Tillman played his college ball at Northern Arizona. He was not picked in the 1970 NFL Draft, but says some teams were interested in signing him as a free agent, including St. Louis, Dallas and the Redskins.
He says he picked the Redskins because he wanted to play for legendary head coach Vince Lombardi, who was about to enter his second season in Washington.
Tillman, a Wisconsin native, followed the Packers closely during their glory years in the 1960s under Lombardi.
Lombardi died of cancer just before the start of the season, though.
After Tillman's rookie year, along came a new coach who, in addition to being a winner, placed a huge emphasis on special teams: George Allen.
Allen, when coaching the Los Angeles Rams, had hired the first known special teams coach in 1969 in Dick Vermeil, then signed Marv Levy for the assignment in Washington in 1971.
As Tillman tells it, Allen expected a lot from him.
"He used to come and talk to me before games, and we'd sit in the back of the locker room and share thoughts," he said. "When we were done, I just felt like I had to win the game, it was all up to me. It wasn't until I quit playing and started talking to some of the other guys that I learned it happened to everybody. He had a way of making every guy feel like they were the most important guy on the team."
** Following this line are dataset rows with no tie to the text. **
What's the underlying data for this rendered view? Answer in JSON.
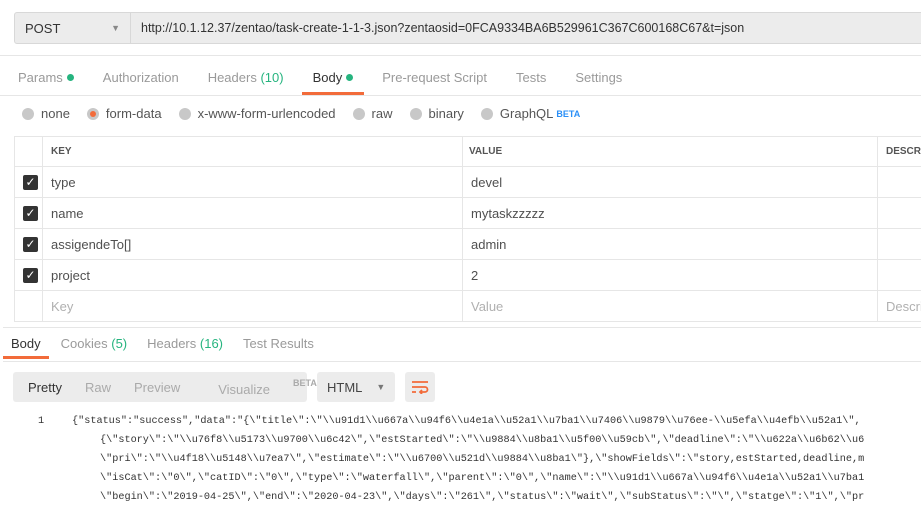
{
  "request": {
    "method": "POST",
    "url": "http://10.1.12.37/zentao/task-create-1-1-3.json?zentaosid=0FCA9334BA6B529961C367C600168C67&t=json"
  },
  "tabs": [
    {
      "label": "Params"
    },
    {
      "label": "Authorization"
    },
    {
      "label": "Headers",
      "count": "(10)"
    },
    {
      "label": "Body"
    },
    {
      "label": "Pre-request Script"
    },
    {
      "label": "Tests"
    },
    {
      "label": "Settings"
    }
  ],
  "body_types": [
    {
      "label": "none"
    },
    {
      "label": "form-data",
      "selected": true
    },
    {
      "label": "x-www-form-urlencoded"
    },
    {
      "label": "raw"
    },
    {
      "label": "binary"
    },
    {
      "label": "GraphQL",
      "badge": "BETA"
    }
  ],
  "table": {
    "headers": [
      "KEY",
      "VALUE",
      "DESCRI"
    ],
    "rows": [
      {
        "key": "type",
        "value": "devel",
        "checked": true
      },
      {
        "key": "name",
        "value": "mytaskzzzzz",
        "checked": true
      },
      {
        "key": "assigendeTo[]",
        "value": "admin",
        "checked": true
      },
      {
        "key": "project",
        "value": "2",
        "checked": true
      }
    ],
    "placeholder": {
      "key": "Key",
      "value": "Value",
      "desc": "Descri"
    }
  },
  "response": {
    "tabs": [
      {
        "label": "Body"
      },
      {
        "label": "Cookies",
        "count": "(5)"
      },
      {
        "label": "Headers",
        "count": "(16)"
      },
      {
        "label": "Test Results"
      }
    ],
    "views": [
      "Pretty",
      "Raw",
      "Preview",
      "Visualize"
    ],
    "beta": "BETA",
    "format": "HTML",
    "line_number": "1",
    "lines": [
      "{\"status\":\"success\",\"data\":\"{\\\"title\\\":\\\"\\\\u91d1\\\\u667a\\\\u94f6\\\\u4e1a\\\\u52a1\\\\u7ba1\\\\u7406\\\\u9879\\\\u76ee-\\\\u5efa\\\\u4efb\\\\u52a1\\\",",
      "{\\\"story\\\":\\\"\\\\u76f8\\\\u5173\\\\u9700\\\\u6c42\\\",\\\"estStarted\\\":\\\"\\\\u9884\\\\u8ba1\\\\u5f00\\\\u59cb\\\",\\\"deadline\\\":\\\"\\\\u622a\\\\u6b62\\\\u6",
      "\\\"pri\\\":\\\"\\\\u4f18\\\\u5148\\\\u7ea7\\\",\\\"estimate\\\":\\\"\\\\u6700\\\\u521d\\\\u9884\\\\u8ba1\\\"},\\\"showFields\\\":\\\"story,estStarted,deadline,m",
      "\\\"isCat\\\":\\\"0\\\",\\\"catID\\\":\\\"0\\\",\\\"type\\\":\\\"waterfall\\\",\\\"parent\\\":\\\"0\\\",\\\"name\\\":\\\"\\\\u91d1\\\\u667a\\\\u94f6\\\\u4e1a\\\\u52a1\\\\u7ba1",
      "\\\"begin\\\":\\\"2019-04-25\\\",\\\"end\\\":\\\"2020-04-23\\\",\\\"days\\\":\\\"261\\\",\\\"status\\\":\\\"wait\\\",\\\"subStatus\\\":\\\"\\\",\\\"statge\\\":\\\"1\\\",\\\"pr"
    ]
  },
  "colors": {
    "accent": "#f26b3a",
    "green": "#26b47f",
    "beta": "#2a8ff7"
  }
}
Tillman contributed to Redskins teams that, under Allen, reached the playoffs five times, including Super Bowl VII in the 1972 season.
He says his most memorable moment was when the Redskins beat the Cowboys 26-3 on New Year's Eve in the 1972 NFC Championship game to qualify for Super Bowl VII.
"I remember after the game, [fellow special teams standout] Bobby Brunet and I and our wives went to Duke Zeibert's restaurant in Washington, D.C.," Tillman said. "We walked in and got a standing ovation. It was pretty incredible."
Tillman never established himself as a linebacker in the NFL, but his desire on special teams never wavered and he became a model of durability.